In Washington bei der Frühjahrstagung des Internationalen Währungsfonds hört sich das plötzlich anders an. Die Austeritätspolitik in Europa werde gelockert, verspricht dort EU-Kommissar Olli Rehn. Denn die großen Wirtschaftsnationen außerhalb Europas machen Druck, dass die EU mehr für das Wirtschaftswachstum tun müsse. Der für das zweite Halbjahr versprochene Aufschwung steht auf überaus wackligen Beinen, in Italien etwa sank die Industrieproduktion schon im 14. Monat in Folge. Besserung ist nicht in Sicht. Frankreich schwächelt vor sich hin, Großbritannien kommt auch nicht so recht auf die Beine.

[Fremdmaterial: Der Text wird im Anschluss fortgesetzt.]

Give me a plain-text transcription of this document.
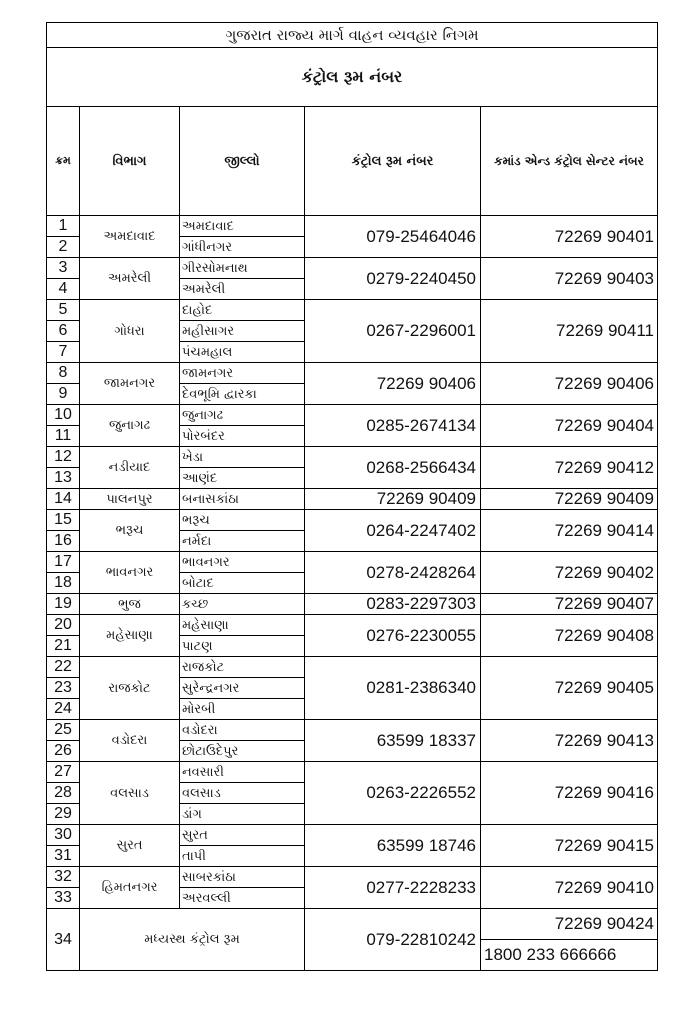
ગુજરાત રાજ્ય માર્ગ વાહન વ્યવહાર નિગમ				
કંટ્રોલ રૂમ નંબર				
ક્રમ	વિભાગ	જીલ્લો	કંટ્રોલ રૂમ નંબર	કમાંડ એન્ડ કંટ્રોલ સેન્ટર નંબર
1	અમદાવાદ	અમદાવાદ	079-25464046	72269 90401
2		ગાંધીનગર		
3	અમરેલી	ગીરસોમનાથ	0279-2240450	72269 90403
4		અમરેલી		
5	ગોધરા	દાહોદ	0267-2296001	72269 90411
6		મહીસાગર		
7		પંચમહાલ		
8	જામનગર	જામનગર	72269 90406	72269 90406
9		દેવભૂમિ દ્વારકા		
10	જુનાગઢ	જુનાગઢ	0285-2674134	72269 90404
11		પોરબંદર		
12	નડીયાદ	ખેડા	0268-2566434	72269 90412
13		આણંદ		
14	પાલનપુર	બનાસકાંઠા	72269 90409	72269 90409
15	ભરૂચ	ભરૂચ	0264-2247402	72269 90414
16		નર્મદા		
17	ભાવનગર	ભાવનગર	0278-2428264	72269 90402
18		બોટાદ		
19	ભુજ	કચ્છ	0283-2297303	72269 90407
20	મહેસાણા	મહેસાણા	0276-2230055	72269 90408
21		પાટણ		
22	રાજકોટ	રાજકોટ	0281-2386340	72269 90405
23		સુરેન્દ્રનગર		
24		મોરબી		
25	વડોદરા	વડોદરા	63599 18337	72269 90413
26		છોટાઉદેપુર		
27	વલસાડ	નવસારી	0263-2226552	72269 90416
28		વલસાડ		
29		ડાંગ		
30	સુરત	સુરત	63599 18746	72269 90415
31		તાપી		
32	હિમતનગર	સાબરકાંઠા	0277-2228233	72269 90410
33		અરવલ્લી		
34	મધ્યસ્થ કંટ્રોલ રૂમ		079-22810242	72269 90424
				1800 233 666666
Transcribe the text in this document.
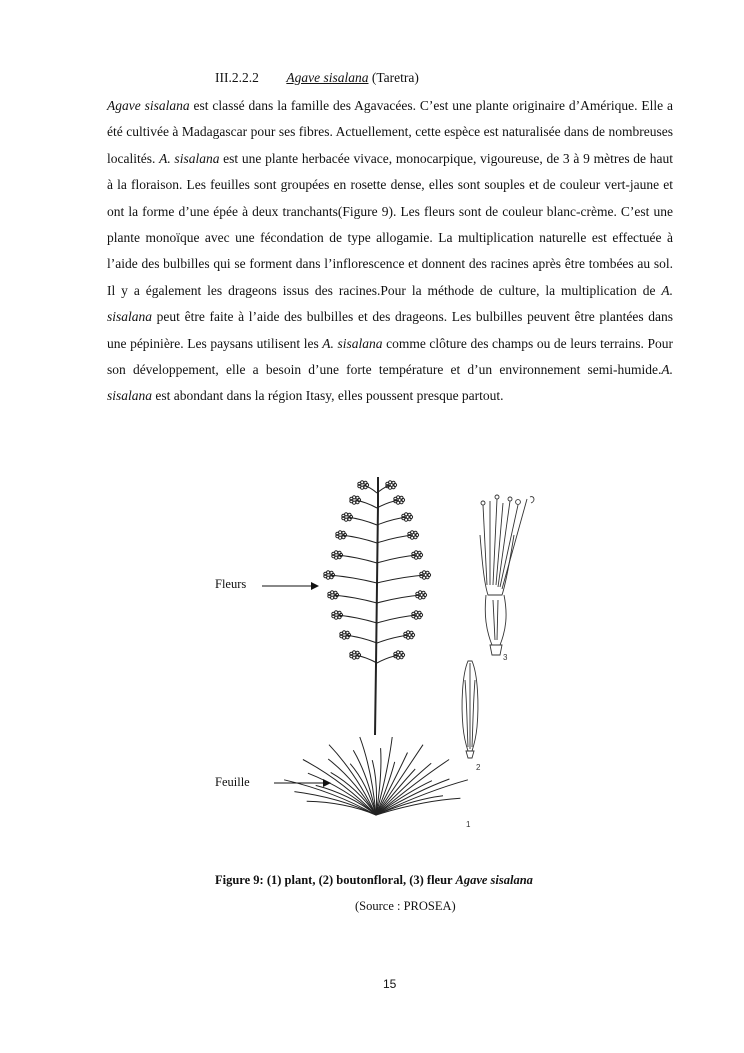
III.2.2.2 Agave sisalana (Taretra)

Agave sisalana est classé dans la famille des Agavacées. C’est une plante originaire d’Amérique. Elle a été cultivée à Madagascar pour ses fibres. Actuellement, cette espèce est naturalisée dans de nombreuses localités. A. sisalana est une plante herbacée vivace, monocarpique, vigoureuse, de 3 à 9 mètres de haut à la floraison. Les feuilles sont groupées en rosette dense, elles sont souples et de couleur vert-jaune et ont la forme d’une épée à deux tranchants(Figure 9). Les fleurs sont de couleur blanc-crème. C’est une plante monoïque avec une fécondation de type allogamie. La multiplication naturelle est effectuée à l’aide des bulbilles qui se forment dans l’inflorescence et donnent des racines après être tombées au sol. Il y a également les drageons issus des racines.Pour la méthode de culture, la multiplication de A. sisalana peut être faite à l’aide des bulbilles et des drageons. Les bulbilles peuvent être plantées dans une pépinière. Les paysans utilisent les A. sisalana comme clôture des champs ou de leurs terrains. Pour son développement, elle a besoin d’une forte température et d’un environnement semi-humide.A. sisalana est abondant dans la région Itasy, elles poussent presque partout.

Fleurs
Feuille
3
2
1
Figure 9: (1) plant, (2) boutonfloral, (3) fleur Agave sisalana
(Source : PROSEA)
15
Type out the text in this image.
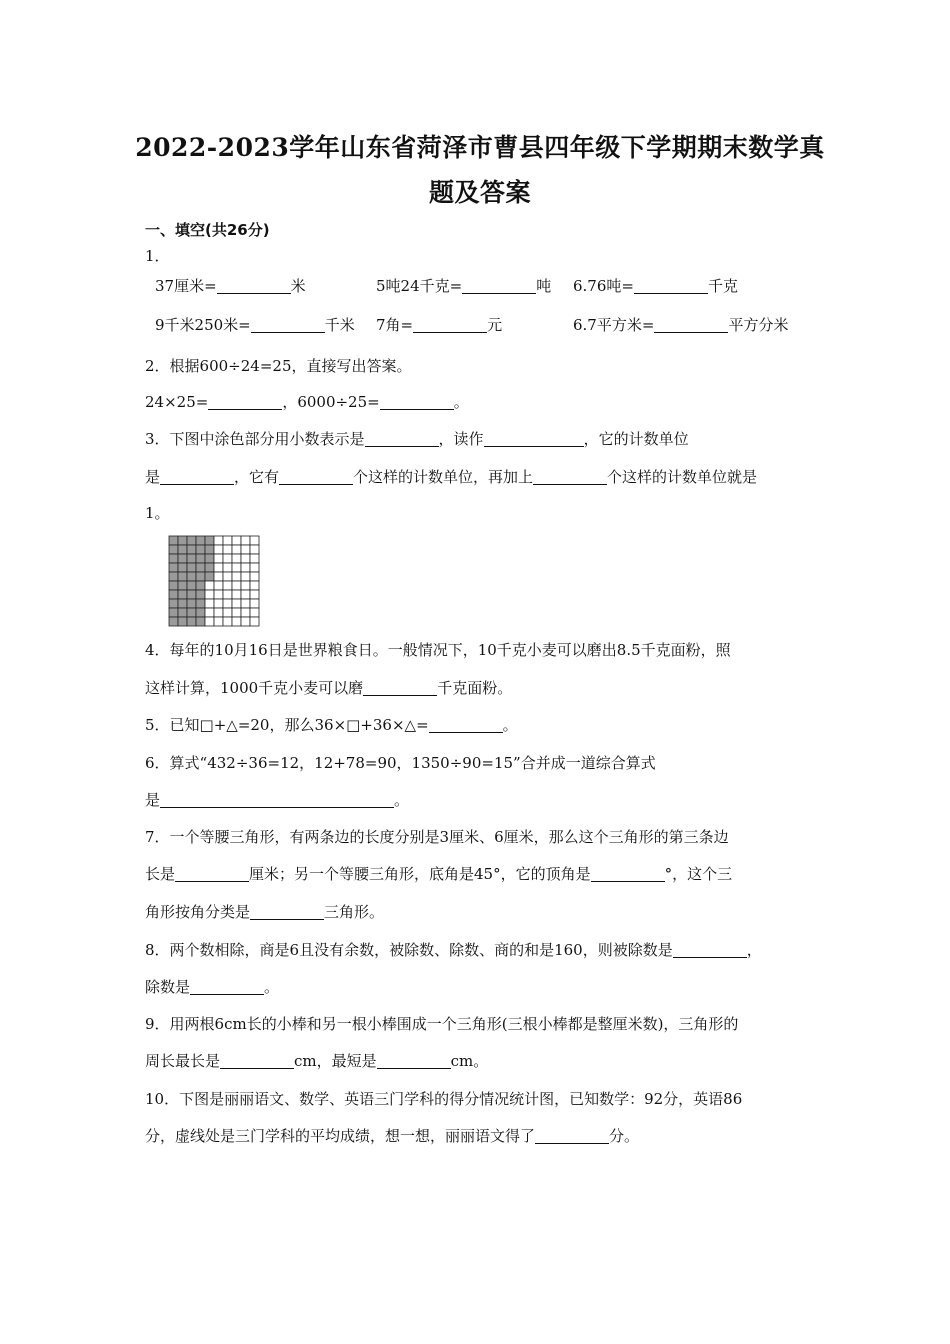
2022-2023学年山东省菏泽市曹县四年级下学期期末数学真
题及答案
一、填空(共26分)
1．
37厘米=	米	5吨24千克=	吨 6.76吨=	千克
9千米250米=	千米 7角=	元	6.7平方米=	平方分米
2．根据600÷24=25，直接写出答案。
24×25=	，6000÷25=	。
3．下图中涂色部分用小数表示是	，读作	，它的计数单位
是	，它有	个这样的计数单位，再加上	个这样的计数单位就是
1。
4．每年的10月16日是世界粮食日。一般情况下，10千克小麦可以磨出8.5千克面粉，照
这样计算，1000千克小麦可以磨	千克面粉。
5．已知□+△=20，那么36×□+36×△=	。
6．算式“432÷36=12，12+78=90，1350÷90=15”合并成一道综合算式
是	。
7．一个等腰三角形，有两条边的长度分别是3厘米、6厘米，那么这个三角形的第三条边
长是	厘米；另一个等腰三角形，底角是45°，它的顶角是	°，这个三
角形按角分类是	三角形。
8．两个数相除，商是6且没有余数，被除数、除数、商的和是160，则被除数是	，
除数是	。
9．用两根6cm长的小棒和另一根小棒围成一个三角形(三根小棒都是整厘米数)，三角形的
周长最长是	cm，最短是	cm。
10．下图是丽丽语文、数学、英语三门学科的得分情况统计图，已知数学：92分，英语86
分，虚线处是三门学科的平均成绩，想一想，丽丽语文得了	分。
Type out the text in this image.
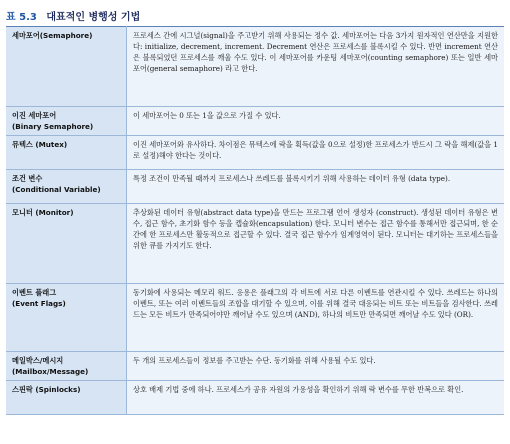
표 5.3 대표적인 병행성 기법
세마포어(Semaphore)	프로세스 간에 시그널(signal)을 주고받기 위해 사용되는 정수 값. 세마포어는 다음 3가지 원자적인 연산만을 지원한다: initialize, decrement, increment. Decrement 연산은 프로세스를 블록시킬 수 있다. 반면 increment 연산은 블록되었던 프로세스를 깨울 수도 있다. 이 세마포어를 카운팅 세마포어(counting semaphore) 또는 일반 세마포어(general semaphore) 라고 한다.

이진 세마포어
(Binary Semaphore)	이 세마포어는 0 또는 1을 값으로 가질 수 있다.

뮤텍스 (Mutex)	이진 세마포어와 유사하다. 차이점은 뮤텍스에 락을 획득(값을 0으로 설정)한 프로세스가 반드시 그 락을 해제(값을 1로 설정)해야 한다는 것이다.

조건 변수
(Conditional Variable)	특정 조건이 만족될 때까지 프로세스나 쓰레드를 블록시키기 위해 사용하는 데이터 유형 (data type).

모니터 (Monitor)	추상화된 데이터 유형(abstract data type)을 만드는 프로그램 언어 생성자 (construct). 생성된 데이터 유형은 변수, 접근 함수, 초기화 함수 등을 캡슐화(encapsulation) 한다. 모니터 변수는 접근 함수를 통해서만 접근되며, 한 순간에 한 프로세스만 활동적으로 접근할 수 있다. 결국 접근 함수가 임계영역이 된다. 모니터는 대기하는 프로세스들을 위한 큐를 가지기도 한다.

이벤트 플래그
(Event Flags)	동기화에 사용되는 메모리 워드. 응용은 플래그의 각 비트에 서로 다른 이벤트를 연관시킬 수 있다. 쓰레드는 하나의 이벤트, 또는 여러 이벤트들의 조합을 대기할 수 있으며, 이를 위해 결국 대응되는 비트 또는 비트들을 검사한다. 쓰레드는 모든 비트가 만족되어야만 깨어날 수도 있으며 (AND), 하나의 비트만 만족되면 깨어날 수도 있다 (OR).

메일박스/메시지
(Mailbox/Message)	두 개의 프로세스들이 정보를 주고받는 수단. 동기화를 위해 사용될 수도 있다.

스핀락 (Spinlocks)	상호 배제 기법 중에 하나. 프로세스가 공유 자원의 가용성을 확인하기 위해 락 변수를 무한 반복으로 확인.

Schön, dass die EU nun auf internationalen Druck hin draufkommt, dass es mit Sparen alleine nicht getan ist. Die Bildungs- und Forschungsausgaben zu erhöhen ist wichtig, doch ein mittelfristiges Konzept. Kurzfristig hilft nur der Griff in die Staatskasse oder die deutliche Ausweitung privatwirtschaftlicher Investitionen. Da die Skepsis in den Unternehmen aber groß ist, spielt es das nicht.

Es liegt an der Politik, hier wieder für bessere Stimmung zu sorgen, diese Forderung der Industrie erfolgt zu Recht. Es liegt aber auch an (vielen, nicht allen) Unternehmen, ihre üppige Dividendenpolitik zu überdenken. Gewinne zu investieren, statt sie auszuschütten, wäre auch ein probates Mittel, das inexistente Wachstum in Europa zu stimulieren.

Vielleicht machen Länder wie die USA, Brasilien, China und Japan den Europäern auch dies klar bei der Tagung des Währungsfonds. Auf alle Fälle wäre es fein, wenn die EU-Kommission ihren Worten von Washington in Europa Taten folgen lässt. Die Sparziele müssen deutlich nach hinten gestreckt werden. Was haben Länder wie Österreich oder Deutschland davon, wenn sie 2016 einen ausgeglichenen Haushalt haben, aber am Weg dorthin die anderen Absatzmärkte in Europa weggebrochen sind?

Spätestens dann würde in den jetzt stabilen Ländern Europas ein massives "deficit spending" beginnen müssen, und die ganze Austeritätsübung würde sich als sinnlos herausstellen.